O filme se estrutura a partir de dois eixos temáticos: o presente e o passado. Na primeira parte, de aproximadamente quinze minutos, vemos um documentário sobre os horrores, dramas e conseqüências da Segunda Guerra Mundial. As imagens são fortes, os danos, causados pela bomba atômica lançada sobre Hiroshima no dia 06 de agosto de 1945, são assustadores; uma voz em off narra e comenta as imagens. Em seguida, na segunda parte, tem-se o casal de amantes usufruindo de seus corpos e divagando sobre os horrores da guerra. Na primeira parte do filme, Resnais a estrutura de forma documental, vemos um documentário, o que gera um efeito de estranhamento. No momento da transição da parte documental para a ficcional, há algumas imagens do casal com seus corpos nus em cenas amorosas; a partir deste ponto, começa a narrativa ficcional.

Outro ponto interessante de “Hiroshima, Mon Amour” concerne a sua estreita relação com a literatura. A escritora Marguerite Duras escreveu o roteiro tendo como base os aspectos do Nouveau Roman. Resnais conseguiu passar para a narrativa fílmica todos esses elementos, o que gerou um diálogo entre a linguagem literária e a linguagem cinematográfica, sem, contudo, descaracterizar a segunda. Ao relacionar ambas as linguagens, Resnais destaca os elementos da linguagem cinematográfica, que se organiza com a preponderância de um discurso imagético. O eixo de significação sai do eixo da ação para o eixo da imagem.

Resnais estrutura o filme a partir de dois eixos temáticos: o presente e o passado. As ações do presente desencadeiam lembranças colocadas nas profundezas da psique. Ao se relacionar com o arquiteto japonês, a atriz francesa se recorda da relação amorosa que tivera com um soldado alemão durante a ocupação nazista à França. Após o término da guerra, são mostradas toda a sua desgraça e a sua humilhação recebida, já que as mulheres francesas, que se relacionaram com os soldados alemães, foram espancadas em praça pública, além de terem os seus cabelos raspados, o que a obrigou permanecer em um porão até que crescessem novamente. O interessante é que o presente nunca se apresenta como possibilidade real. Ele desencadeia reminiscências de um tempo pretérito que, ao ser reconstruído, mesmo que involuntariamente; traz à tona traumas.
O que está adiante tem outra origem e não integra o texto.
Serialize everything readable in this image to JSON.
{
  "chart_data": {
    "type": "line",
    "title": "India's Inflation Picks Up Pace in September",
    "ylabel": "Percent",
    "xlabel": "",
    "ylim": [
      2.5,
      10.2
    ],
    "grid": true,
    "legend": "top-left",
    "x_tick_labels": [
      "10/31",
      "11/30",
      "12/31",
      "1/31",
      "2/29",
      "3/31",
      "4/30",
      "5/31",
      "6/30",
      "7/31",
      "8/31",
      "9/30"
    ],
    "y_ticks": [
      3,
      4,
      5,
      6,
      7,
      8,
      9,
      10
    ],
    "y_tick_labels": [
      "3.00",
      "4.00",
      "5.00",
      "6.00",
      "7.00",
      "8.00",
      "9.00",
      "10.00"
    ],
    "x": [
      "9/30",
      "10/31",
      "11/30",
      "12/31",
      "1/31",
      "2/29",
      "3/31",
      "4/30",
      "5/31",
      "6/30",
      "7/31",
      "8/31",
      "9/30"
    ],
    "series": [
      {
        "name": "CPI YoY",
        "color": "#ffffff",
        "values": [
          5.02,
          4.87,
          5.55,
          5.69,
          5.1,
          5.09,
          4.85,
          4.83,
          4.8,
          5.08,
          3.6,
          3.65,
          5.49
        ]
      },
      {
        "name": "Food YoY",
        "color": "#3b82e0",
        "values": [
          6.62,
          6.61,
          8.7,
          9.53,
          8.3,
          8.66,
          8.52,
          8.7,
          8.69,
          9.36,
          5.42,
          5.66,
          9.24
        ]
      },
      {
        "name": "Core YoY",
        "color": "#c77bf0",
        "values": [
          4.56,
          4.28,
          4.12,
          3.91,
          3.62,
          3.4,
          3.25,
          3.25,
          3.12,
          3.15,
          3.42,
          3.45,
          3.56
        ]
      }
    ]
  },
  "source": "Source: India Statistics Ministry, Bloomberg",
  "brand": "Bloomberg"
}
As personagens tentam esconder os traumas, colocando “areias da ampulheta” sobre eles.

Alain Resnais, em “Hiroshima, Mon Amour”, deu uma dimensão interessante ao Cinema, uma dimensão que privilegia o discurso imagético, devido ao tratamento à imagem cinematográfica e ao tempo. Ele se utiliza de dois gêneros cinematográficos: o documental e o ficcional. No filme, podemos ver a obsessão de Resnais no que tange ao tempo. Ele faz um tratado sobre o chronos, de modo que há dois grupos temporais: o tempo coletivo e o tempo individual que se estruturam e, às vezes, se entrelaçam, segundo os eixos do passado e do presente. Nota-se ainda uma estreita relação com a durée do filósofo Henri Bergson (1859-1941), já que cada tempo possui a sua unidade e a sua duração, além de seu significado próprio. Não há a busca pelo tempo perdido, porque ele sempre volta.